Salma Hayek Saves Our Skins with Nuance

“I always wanted to do this,” actress Salma Hayek tells the New York Times, “because my grandmother, who was a beauty, she died at 96 with no wrinkles. And you should see my mother! We have some family secrets. ... Have you heard of tepezcohuite?”

Um, no Salma, I have never heard of tepezcohuite. But, you have my attention.

Salma Hayek sat down with the Times to discuss her life in Paris, family life with PPR’s François Henri Pinault and her upcoming projects.

Among leading lady and producer roles, Hayek admits that she has been developing a skin care line for the past seven years. In the line she will incorporate secrets passed down for generations in her native Mexico.
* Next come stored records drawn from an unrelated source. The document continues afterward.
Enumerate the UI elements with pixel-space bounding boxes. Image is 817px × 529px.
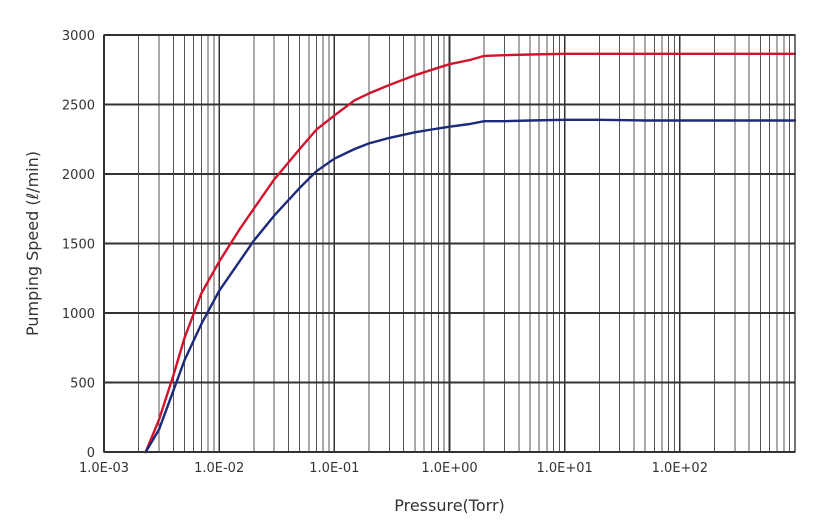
y-tick-label: 500 xyxy=(70,377,95,392)
series-line-2 xyxy=(144,118,797,454)
y-tick-label: 3000 xyxy=(62,29,95,44)
x-axis-title: Pressure(Torr) xyxy=(394,496,505,515)
y-tick-label: 1500 xyxy=(62,238,95,253)
x-axis-tick-labels: 1.0E-03 1.0E-02 1.0E-01 1.0E+00 1.0E+01 1.0E+… xyxy=(79,461,708,476)
grid xyxy=(103,34,795,453)
plot-frame xyxy=(103,34,796,453)
y-tick-label: 1000 xyxy=(62,307,95,322)
y-tick-label: 2000 xyxy=(62,168,95,183)
x-tick-label: 1.0E+02 xyxy=(652,461,708,476)
x-tick-label: 1.0E+00 xyxy=(421,461,477,476)
x-tick-label: 1.0E+01 xyxy=(537,461,593,476)
y-axis-tick-labels: 0 500 1000 1500 2000 2500 3000 xyxy=(62,29,95,461)
series-lines xyxy=(144,52,797,454)
y-tick-label: 2500 xyxy=(62,99,95,114)
x-tick-label: 1.0E-01 xyxy=(309,461,359,476)
y-axis-title: Pumping Speed (ℓ/min) xyxy=(23,151,42,336)
series-line-1 xyxy=(144,52,797,454)
x-tick-label: 1.0E-03 xyxy=(79,461,129,476)
y-tick-label: 0 xyxy=(87,446,95,461)
x-tick-label: 1.0E-02 xyxy=(194,461,244,476)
Times reporter Gaby Wood explains, with knowledge stemming from her own Mexican heritage, the power of common sense and exotic ingredients in Hayek's magical elixirs.

"The logical leap Hayek has made is that if, for instance, tepezcohuite regenerates skin so fast that it’s used in hospital burn units, why isn’t it used in moisturizer? All the secrets passed down from her grandmother involve ingredients that are natural, cheap and readily available in Mexico. The whole project says a good deal about her character: First, take zany-sounding, family-heirloom beauty tips. Then put in a lot of research work over several years. And finally, reject any ingredient that raises the price point too high. Hayek could have produced the most exclusive range imaginable — a whole new PPR brand to herself, say — but she wanted the most democratic, so the company she chose to team up with is the American drugstore chain CVS."